Will Adam Driver be receiving an acting honor and presenting ‘Ferrari’ at Camerimage Film Festival?

Adam Driver, the talented actor, will be the guest of honor at this year’s Camerimage Film Festival. He will receive the Special EnergaCAMERIMAGE Award for an Actor and will also present his much-anticipated biopic, Ferrari, directed by Michael Mann.

Ferrari will be screened as part of the main competition at Camerimage, an event that celebrates cinematographers. The film was shot by Erik Messerschmidt, an Oscar winner known for his collaboration with David Fincher on movies like Mank and the recent release, The Killer.

In Ferrari, Driver portrays Enzo Ferrari, the legendary founder of the iconic car manufacturer. The story takes place in the summer of 1957, where Ferrari finds himself in a crisis as bankruptcy looms over the factory he built from scratch with his wife, Laura (played by Penélope Cruz), ten years prior. Complicating matters further is the strain their volatile marriage endures after the loss of their son. Additionally, Ferrari struggles to acknowledge his son with Lina Lardi (played by Shailene Woodley). Meanwhile, the passion of his drivers pushes them to the extreme as they embark on the perilous 1,000-mile race across Italy, known as the Mille Miglia.

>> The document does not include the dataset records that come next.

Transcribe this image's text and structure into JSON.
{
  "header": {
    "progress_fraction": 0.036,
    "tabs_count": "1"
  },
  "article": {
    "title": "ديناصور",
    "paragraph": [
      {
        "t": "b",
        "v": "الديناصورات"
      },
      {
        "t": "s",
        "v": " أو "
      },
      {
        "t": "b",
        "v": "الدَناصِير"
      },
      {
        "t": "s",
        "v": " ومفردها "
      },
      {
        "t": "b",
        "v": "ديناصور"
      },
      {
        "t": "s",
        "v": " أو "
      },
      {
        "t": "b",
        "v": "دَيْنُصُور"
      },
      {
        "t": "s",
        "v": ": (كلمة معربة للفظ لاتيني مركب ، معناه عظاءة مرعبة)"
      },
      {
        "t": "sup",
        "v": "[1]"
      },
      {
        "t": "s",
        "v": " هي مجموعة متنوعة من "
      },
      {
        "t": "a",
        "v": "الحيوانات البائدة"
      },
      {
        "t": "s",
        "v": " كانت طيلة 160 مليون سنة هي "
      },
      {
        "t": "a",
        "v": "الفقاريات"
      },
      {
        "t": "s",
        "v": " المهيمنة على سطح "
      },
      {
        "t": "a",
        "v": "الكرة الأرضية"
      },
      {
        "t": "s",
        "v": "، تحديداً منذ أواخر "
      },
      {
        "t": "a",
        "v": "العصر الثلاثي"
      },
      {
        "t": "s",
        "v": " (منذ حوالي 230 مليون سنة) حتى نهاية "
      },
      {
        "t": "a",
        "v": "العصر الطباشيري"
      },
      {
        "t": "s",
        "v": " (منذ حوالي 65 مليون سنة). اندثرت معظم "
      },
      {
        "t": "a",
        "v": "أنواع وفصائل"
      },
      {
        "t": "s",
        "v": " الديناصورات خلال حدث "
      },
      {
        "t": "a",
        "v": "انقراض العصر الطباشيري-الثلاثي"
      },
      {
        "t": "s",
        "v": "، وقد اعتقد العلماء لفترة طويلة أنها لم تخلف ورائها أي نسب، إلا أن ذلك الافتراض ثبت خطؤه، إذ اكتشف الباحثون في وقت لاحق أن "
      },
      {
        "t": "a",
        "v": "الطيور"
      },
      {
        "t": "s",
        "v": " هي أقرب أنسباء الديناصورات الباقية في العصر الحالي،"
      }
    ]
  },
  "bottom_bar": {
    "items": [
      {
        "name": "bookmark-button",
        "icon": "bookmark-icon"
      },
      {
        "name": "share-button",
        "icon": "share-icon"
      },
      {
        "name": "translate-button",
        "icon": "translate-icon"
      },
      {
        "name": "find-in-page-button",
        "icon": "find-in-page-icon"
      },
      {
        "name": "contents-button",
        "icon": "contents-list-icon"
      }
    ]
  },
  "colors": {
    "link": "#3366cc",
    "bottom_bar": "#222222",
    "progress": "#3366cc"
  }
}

Much of the film was shot in Modena, Italy, where Enzo Ferrari was born and established his empire. Ferrari premiered at the Venice Film Festival and received an overwhelming reception, including a standing ovation that lasted for over seven minutes. Joining Driver in the film are Patrick Dempsey, Sarah Gordon, Gabriel Leone, and Jack O’Connell. The script for the film was penned by Troy Kennedy Martin.

The domestic distribution rights for Ferrari have been acquired by Neon, with a scheduled release date set for Christmas day. As for the Camerimage Film Festival, it will take place from November 11 to November 18 in Poland. Besides Ferrari, other highly anticipated films that will be screened at the festival include Yorgos Lanthimos’s latest project, Poor Things, and Pablo Larrain’s El Conde.